Переживая горьковатый, но в то же время приятный стыд, Эля пусть припоздало, пусть не в свеже поняла, оценила неповторимость тех чувств, которые, наверное, испытывала и затем несла в себе как единственное, ей лишь ведомое счастье, девушка-невеста, познавшая заказанное природой наслаждение. Перейдя невидимый, сложный рубеж от невинности к тому, что открывало сладостный и мучительный смысл продления жизни, пусть в ней не сахар, не мед, пусть в ней брезжат одни только будни и обыденный конец за ними — радость торжествующей плоти, счастье и муки материнства высветят и будни сиянием непроходимого праздника, если он, конечно, не будет заранее отпразднован где-то в углу, тайком, блудливо, и два человека сберегут друг для друга очарование первого стыда, трепет, боль — все-все, что составляет прелесть сближения и тайну, их тайну, вечную, никогда никем еще не отгаданную и не повторенную.
Казалось, давно забылся тот хлыщеватый, роскошно одетый поэт, чью книжку мама «спасала»; однажды поэт пригласил Элю «покататься» на машине. Он разделался с нею, как повар с картошкой, раздавив не только душу, вроде бы и кожу с нее живьем ободрал, а ободранному, голому все уж нипочем. Бывали, ох, бывали и встречи, случались и увлечения, но память упорно хранила, удерживала уверенного в себе поэта, по-собачьи оскалившегося, больно вонзившего в ее спину ногти. От бывалых женщин узнала она потом — первый грех и первый мужчина жизнью не изживаются, временем не стираются — клеймо это вечное. «И ненавидим мы, и любим мы случайно, ничем не жертвуя ни злобе, ни любви, и царствует в душе какой-то холод тайный…»
«Ах ты! Ах ты! Куда это все мы торопимся-то? Отчего так немилосердны к себе при всем нашем себялюбии?»

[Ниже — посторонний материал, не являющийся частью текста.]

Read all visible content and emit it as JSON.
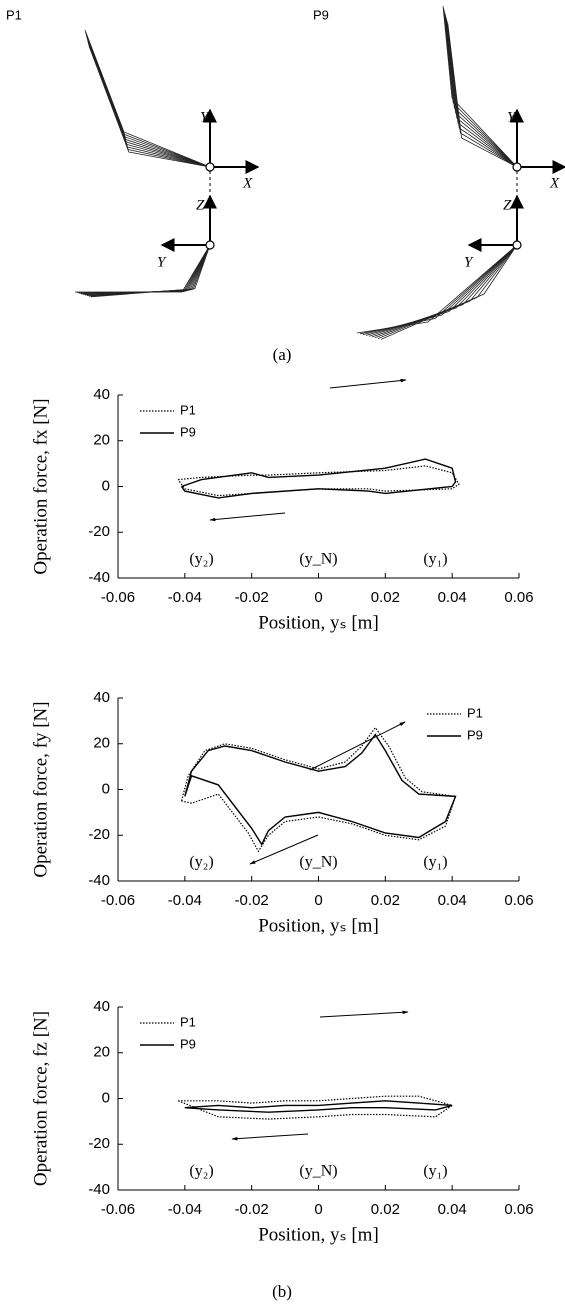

Эля надела полушубок, замотала голову вязаным шарфом, валенки, предупредительно повернутые голенищами к печи, насунула на ноги, подошвами почувствовала настоявшееся в них мягкое тепло — хмель в обуви лежит. Аким ушел в сапогах, значит, ненадолго — и эта маленькая радость опахнула сердце теплотою, отодвинула в сторону печали — много ль человеку, особенно женщине, надо — погладь, приласкай, и замурлыкает, на лапах присядет, к теплому прижмется.